The play was supposed to end on the sad note of dead bodies being carried off stage.

Then the lights dimmed, and a spotlight shone on Gandhiji at a spinning wheel, as a newsreader’s voice reported how British brutality had convinced Gandhiji to go on another hunger strike, till the British Government investigated why the police had fired on non-violent, silent protestors.  

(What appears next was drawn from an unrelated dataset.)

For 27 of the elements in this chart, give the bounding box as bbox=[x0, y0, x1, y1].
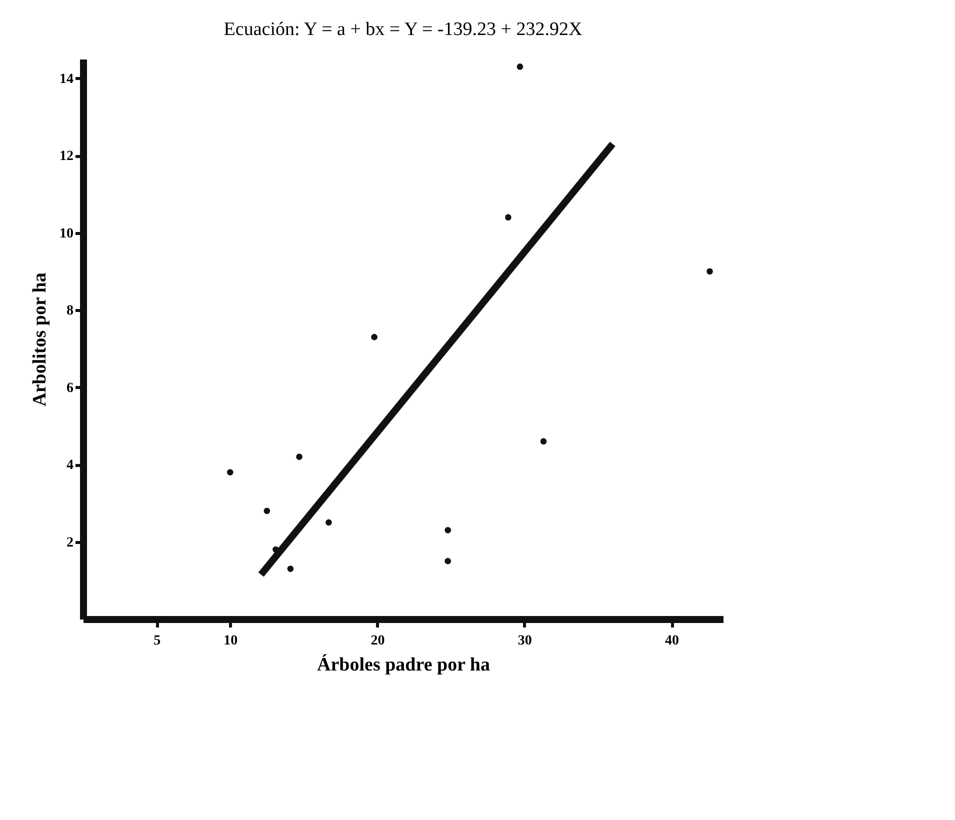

With just a week to go before Annual Day, the ‘dead bodies’ held a quiet meeting after play practice. They realised that while convincing Mrs Raju that dead bodies just HAD to writhe and convulse in ‘pain’ before they actually ‘died’, all their friends in the audience on Annual Day would instantly recognise that it was really a case of the giggles. And that would set off Std 8 giggling in the audience, which would infect the Std 7s seated close by, and God knows where it would all end.

Vinay finally hit on the solution. He suggested they rewrite the end of the play. This was the plan -- if the giggle virus hit them, the ‘non-violent protest’ would turn ‘violent’.

Instead of lying limp as dead bodies, the ‘wounded’ gigglers would rise up and fight the British soldiers. In the violent scuffle and confusion, nobody would notice the laughter, and the play could end as an Indian victory, to the rousing shouts of ‘Bharat Mata ki Jai!’

If the giggle virus didn’t attack them, the play would end on Gandhiji’s quiet fast…

Phew! Std 8 felt a lot better, with this plan. Sure enough, on Annual Day, as Vinay dropped to the floor after being ‘shot’, Dead Body No 1, right beside him, began to ‘convulse in pain’.

The British soldiers knew their task…instead of ‘shooting’ any more potential gigglers, they ‘attacked’ the ‘still alive and writhing’ bodies on the floor. Soon, there was a right royal fight. The almost ‘dead’ rose up to overcome their ‘British tormentors’. And the play ended on an Indian victory!

Principal madam was very pleased. She leaned across to a poor, confused Mrs Raju to compliment her on her new, more positive ending to the play!